Demo gegen Pro NRW: Brutalster Polizeieinsatz seit Jahren in Oberhausen

01.05.2015, Pressemitteilung Oberhausen

Heute fand in Oberhausen-Osterfeld ein Aufmarsch von max. 20 Pro NRW Anhängern statt. Mehr als 400 Menschen demonstrierten bunt und friedlich dagegen. Die Polizei trennte beide Seiten. Zum Einsatz der Polizei erklärt der Oberhausener Bundestagsabgeordnete Niema Movassat (DIE LINKE):

„Die Einsatzhundertschaft setzte auf Repression und Gewalt gegen die Demonstranten des antirassistischen Bündnisses. Gegen 12:10 Uhr kam es am Absperrgitter zu einem Schlagstock- und Pfeffersprayeinsatz. Diverse Personen wurden hierbei verletzt. Ein Polizeibeamter setzte derart viel Pfefferspray ein, dass er danach die große Pfeffersprayflasche wieder auffüllen musste. Zudem sprühte eine Polizeibeamtin eine große Menge Pfefferspray auf eine einzelne Person. Dieser Einsatz war völlig unverhältnismäßig. Die zuständige Leiterin dieses Einsatzes lehnte ein Gespräch mit mir ab, was mir das erste Mal in 5 ½ Jahren als parlamentarischer Beobachter bei einer Demonstration passiert ist. Es gab keine Kooperationsbereitschaft seitens der Polizei.

Später fand eine Kesselung von ca. 20 Demonstranten an der Hans-Sachs-Straße Ecke Bottroperstraße statt. Ich bin als parlamentarischer Beobachter in den Kessel rein. Den Demonstranten wurde kein Platzverweis erteilt und keine Aufforderung, die Örtlichkeit zu verlassen. Dieselbe Polizeibeamtin, die zuvor das Gespräch mit verweigert hatte, erklärte den Menschen im Kessel, dass sie gegenüber allen Personen eine Identitätsfeststellung durchführen wird. Dies begründete sie mit dem Tatverdacht des Landfriedensbruchs. Später stellte sich heraus, dass nur zwei Personen beschuldigt worden. Demnach wurden kollektiv alle in Haftung genommen, obwohl feststand, welche Personen beschuldigt werden.
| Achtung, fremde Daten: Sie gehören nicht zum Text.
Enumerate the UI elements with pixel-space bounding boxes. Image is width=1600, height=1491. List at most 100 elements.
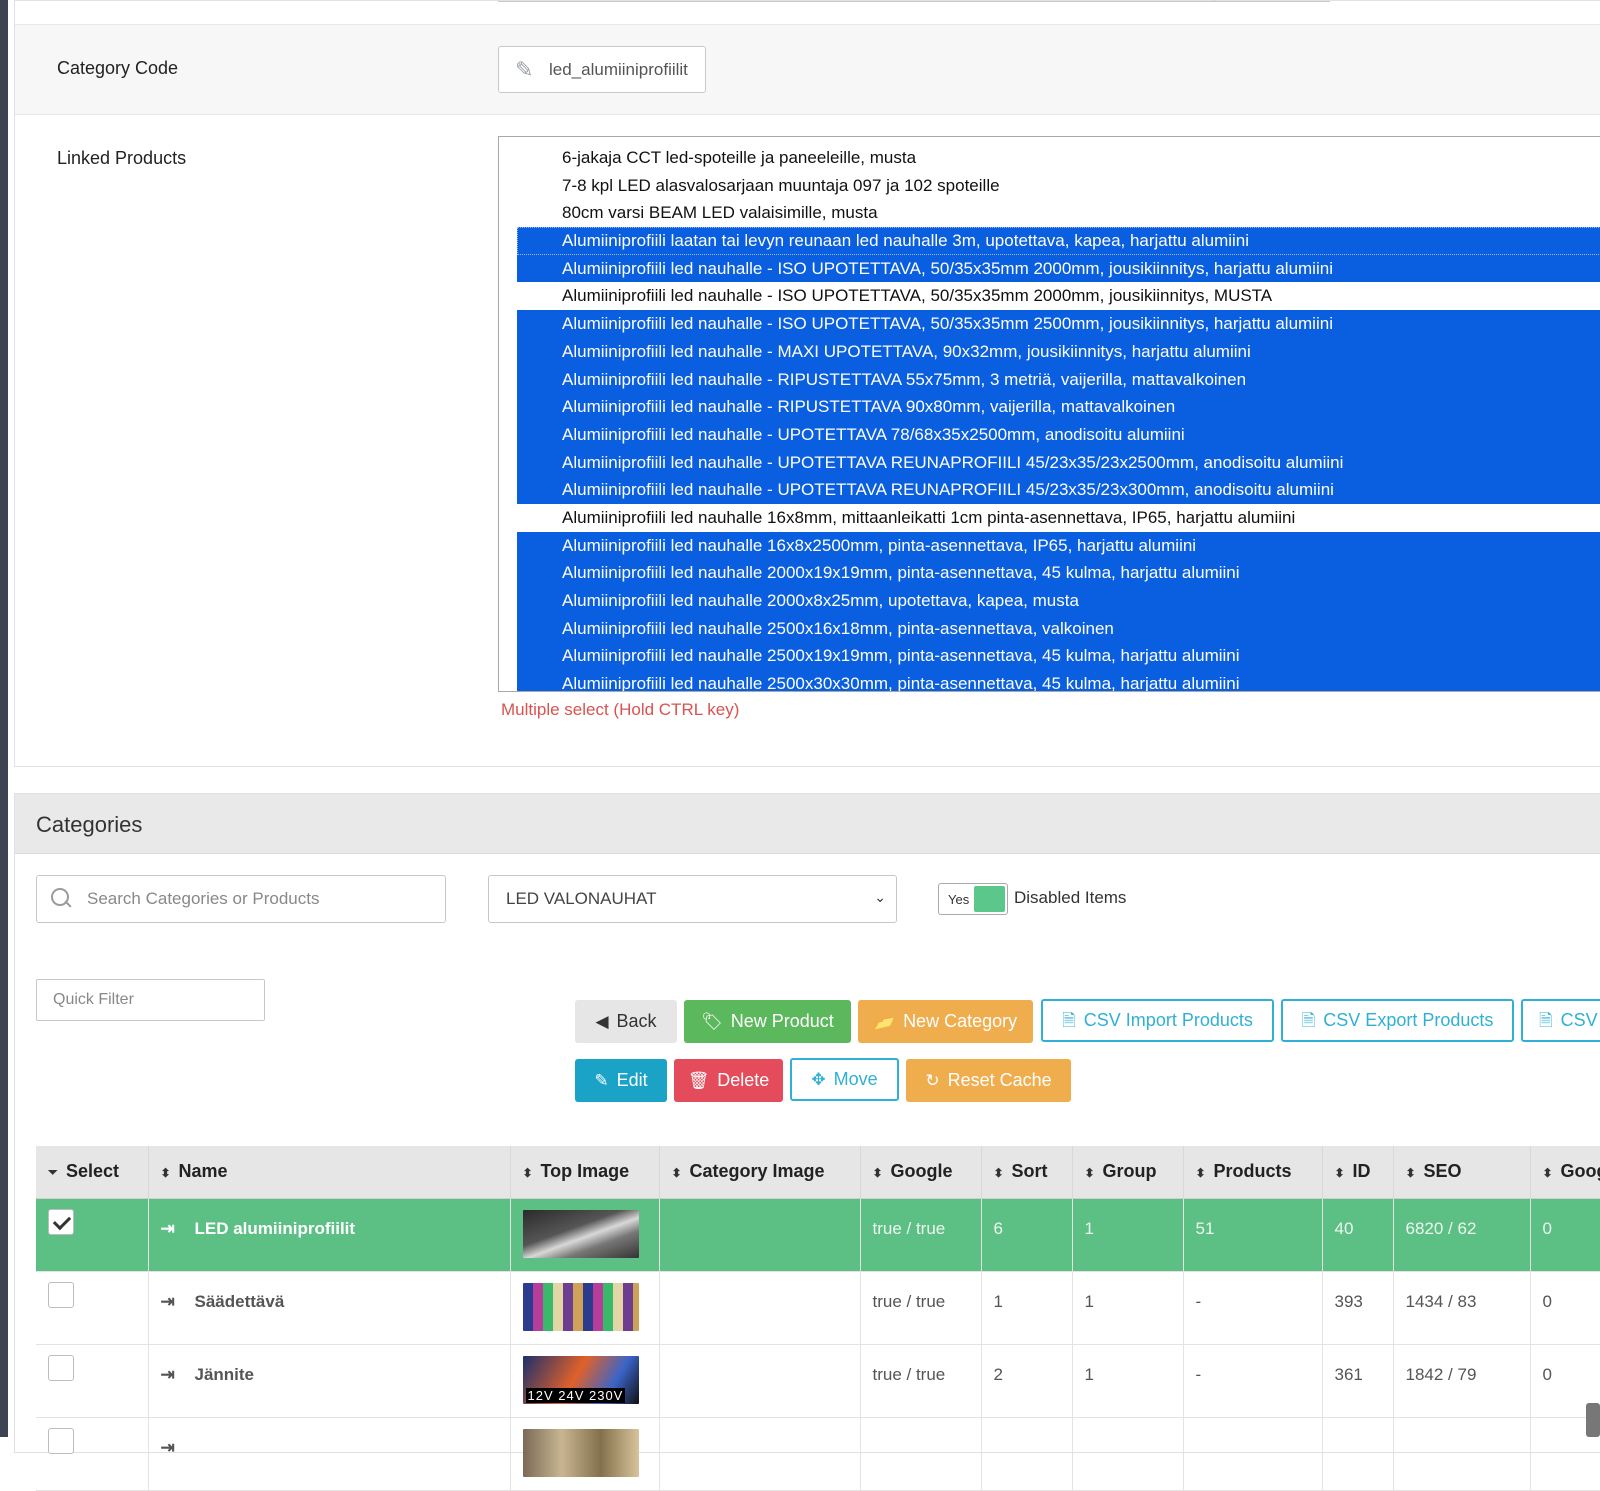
column-label: Category Image	[690, 1161, 825, 1181]
linked-product-option[interactable]: Alumiiniprofiili led nauhalle 16x8mm, mi…	[517, 504, 1600, 532]
column-label: Sort	[1012, 1161, 1048, 1181]
categories-table: ⏷Select ⬍Name ⬍Top Image ⬍Category Image…	[36, 1146, 1600, 1491]
linked-product-option[interactable]: Alumiiniprofiili led nauhalle 2000x8x25m…	[517, 587, 1600, 615]
linked-products-multiselect[interactable]: 6-jakaja CCT led-spoteille ja paneeleill…	[498, 136, 1600, 692]
name-cell[interactable]: ⇥	[148, 1417, 510, 1490]
search-box[interactable]	[36, 875, 446, 923]
linked-product-option[interactable]: Alumiiniprofiili led nauhalle 2500x19x19…	[517, 642, 1600, 670]
edit-label: Edit	[617, 1070, 648, 1091]
column-header-group[interactable]: ⬍Group	[1072, 1146, 1183, 1198]
column-header-id[interactable]: ⬍ ID	[1322, 1146, 1393, 1198]
group-cell	[1072, 1417, 1183, 1490]
select-cell[interactable]	[36, 1198, 148, 1271]
column-header-seo[interactable]: ⬍SEO	[1393, 1146, 1530, 1198]
quick-filter-input[interactable]	[51, 990, 251, 1010]
linked-product-option[interactable]: Alumiiniprofiili led nauhalle - MAXI UPO…	[517, 338, 1600, 366]
scrollbar-thumb[interactable]	[1586, 1403, 1600, 1437]
name-cell[interactable]: ⇥Jännite	[148, 1344, 510, 1417]
category-code-field[interactable]: ✎ led_alumiiniprofiilit	[498, 46, 706, 93]
new-product-button[interactable]: 🏷 New Product	[684, 1000, 851, 1043]
sort-icon: ⬍	[1196, 1166, 1206, 1180]
row-checkbox[interactable]	[48, 1428, 74, 1454]
top-image-cell	[510, 1198, 659, 1271]
select-cell[interactable]	[36, 1417, 148, 1490]
table-row[interactable]: ⇥Jännite12V 24V 230Vtrue / true21-361184…	[36, 1344, 1600, 1417]
top-image-thumbnail	[523, 1210, 639, 1258]
linked-product-option[interactable]: Alumiiniprofiili led nauhalle - ISO UPOT…	[517, 282, 1600, 310]
name-cell[interactable]: ⇥Säädettävä	[148, 1271, 510, 1344]
table-row[interactable]: ⇥	[36, 1417, 1600, 1490]
row-checkbox[interactable]	[48, 1282, 74, 1308]
column-header-goog[interactable]: ⬍Goog	[1530, 1146, 1600, 1198]
column-header-google[interactable]: ⬍Google	[860, 1146, 981, 1198]
csv-export-button[interactable]: 🗎 CSV Export Products	[1281, 999, 1514, 1042]
delete-button[interactable]: 🗑 Delete	[674, 1059, 783, 1102]
linked-product-option[interactable]: Alumiiniprofiili led nauhalle - UPOTETTA…	[517, 421, 1600, 449]
group-cell: 1	[1072, 1198, 1183, 1271]
column-header-select[interactable]: ⏷Select	[36, 1146, 148, 1198]
linked-product-option[interactable]: Alumiiniprofiili led nauhalle - RIPUSTET…	[517, 366, 1600, 394]
linked-product-option[interactable]: 80cm varsi BEAM LED valaisimille, musta	[517, 199, 1600, 227]
select-cell[interactable]	[36, 1271, 148, 1344]
sign-in-icon: ⇥	[161, 1292, 183, 1312]
seo-cell: 1434 / 83	[1393, 1271, 1530, 1344]
row-checkbox[interactable]	[48, 1209, 74, 1235]
linked-product-option[interactable]: Alumiiniprofiili led nauhalle 2500x30x30…	[517, 670, 1600, 692]
column-header-sort[interactable]: ⬍ Sort	[981, 1146, 1072, 1198]
column-header-products[interactable]: ⬍Products	[1183, 1146, 1322, 1198]
column-header-top-image[interactable]: ⬍Top Image	[510, 1146, 659, 1198]
top-image-cell	[510, 1417, 659, 1490]
quick-filter-box[interactable]	[36, 979, 265, 1021]
linked-product-option[interactable]: Alumiiniprofiili led nauhalle 2500x16x18…	[517, 615, 1600, 643]
sort-icon: ⬍	[994, 1166, 1004, 1180]
linked-product-option[interactable]: 7-8 kpl LED alasvalosarjaan muuntaja 097…	[517, 172, 1600, 200]
linked-product-option[interactable]: Alumiiniprofiili led nauhalle - RIPUSTET…	[517, 393, 1600, 421]
select-cell[interactable]	[36, 1344, 148, 1417]
linked-product-option[interactable]: Alumiiniprofiili led nauhalle - ISO UPOT…	[517, 310, 1600, 338]
category-select[interactable]: LED VALONAUHAT ⌄	[488, 875, 897, 923]
csv-import-button[interactable]: 🗎 CSV Import Products	[1041, 999, 1274, 1042]
linked-products-label: Linked Products	[57, 148, 186, 169]
table-row[interactable]: ⇥LED alumiiniprofiilittrue / true6151406…	[36, 1198, 1600, 1271]
sort-cell: 1	[981, 1271, 1072, 1344]
table-header-row: ⏷Select ⬍Name ⬍Top Image ⬍Category Image…	[36, 1146, 1600, 1198]
table-row[interactable]: ⇥Säädettävätrue / true11-3931434 / 830	[36, 1271, 1600, 1344]
edit-button[interactable]: ✎ Edit	[575, 1059, 667, 1102]
linked-product-option[interactable]: Alumiiniprofiili led nauhalle - UPOTETTA…	[517, 476, 1600, 504]
back-button-label: Back	[617, 1011, 657, 1032]
new-category-button[interactable]: 📂 New Category	[858, 1000, 1033, 1043]
column-label: ID	[1353, 1161, 1371, 1181]
reset-cache-label: Reset Cache	[948, 1070, 1052, 1091]
chevron-down-icon: ⌄	[874, 889, 886, 906]
search-input[interactable]	[85, 888, 415, 910]
id-cell: 40	[1322, 1198, 1393, 1271]
category-name: LED alumiiniprofiilit	[195, 1219, 356, 1238]
linked-product-option[interactable]: 6-jakaja CCT led-spoteille ja paneeleill…	[517, 144, 1600, 172]
linked-product-option[interactable]: Alumiiniprofiili led nauhalle 2000x19x19…	[517, 559, 1600, 587]
column-label: Goog	[1561, 1161, 1600, 1181]
products-cell	[1183, 1417, 1322, 1490]
name-cell[interactable]: ⇥LED alumiiniprofiilit	[148, 1198, 510, 1271]
csv-import-label: CSV Import Products	[1084, 1010, 1253, 1031]
linked-product-option[interactable]: Alumiiniprofiili led nauhalle - UPOTETTA…	[517, 449, 1600, 477]
sort-icon: ⬍	[1335, 1166, 1345, 1180]
reset-cache-button[interactable]: ↻ Reset Cache	[906, 1059, 1071, 1102]
sort-cell	[981, 1417, 1072, 1490]
back-button[interactable]: ◀ Back	[575, 1000, 677, 1043]
sign-in-icon: ⇥	[161, 1365, 183, 1385]
row-checkbox[interactable]	[48, 1355, 74, 1381]
sign-in-icon: ⇥	[161, 1438, 183, 1458]
linked-product-option[interactable]: Alumiiniprofiili laatan tai levyn reunaa…	[517, 227, 1600, 255]
csv-extra-button[interactable]: 🗎 CSV	[1521, 999, 1600, 1042]
toggle-knob	[974, 886, 1005, 912]
column-header-name[interactable]: ⬍Name	[148, 1146, 510, 1198]
disabled-items-toggle[interactable]: Yes	[938, 883, 1008, 915]
move-button[interactable]: ✥ Move	[790, 1058, 899, 1101]
column-header-category-image[interactable]: ⬍Category Image	[659, 1146, 860, 1198]
top-image-thumbnail: 12V 24V 230V	[523, 1356, 639, 1404]
id-cell: 393	[1322, 1271, 1393, 1344]
voltage-label: 12V 24V 230V	[526, 1388, 626, 1403]
linked-product-option[interactable]: Alumiiniprofiili led nauhalle 16x8x2500m…	[517, 532, 1600, 560]
sort-cell: 6	[981, 1198, 1072, 1271]
linked-product-option[interactable]: Alumiiniprofiili led nauhalle - ISO UPOT…	[517, 255, 1600, 283]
Für so eine Maßnahme fehlt es offensichtlich an einer gesetzlichen Grundlage. Die Polizei handelte rechtswidrig.

Fazit: Mehrere Verletzte, massiver Pfefferspray- und Schlagstockeinsatz. Viele Menschen wurden unter Generalverdacht gestellt. Im Übrigen wurde mehreren Personen ein Platzverweis für das gesamte Stadtgebiet von Mülheim an der Ruhr erteilt, weil Pro NRW später dort sein würde. Auch diese Maßnahme ist unverhältnismäßig, ein Platzverweis für das Umfeld der Kundgebung von Pro NRW wäre ausreichend gewesen; abgesehen davon, dass eine polizeiliche Maßnahme, die die Teilnahme an einer Gegenversammlung verbieten will, rechtswidrig ist.

Ich selbst habe heute im Oberhausener Polizeipräsidium Strafanzeige gegen einen der Polizeibeamten, der Pfefferspray eingesetzt hat, gestellt. Ich gehe davon aus, dass die Oberhausener Polizei umfassend den gewalttätigen Polizeieinsatz aufklären wird. Die Polizei hat heute einiges dafür getan, friedlichen Protest gegen Rechtspopulisten zu verhindern. Das ist beschämend für Oberhausen."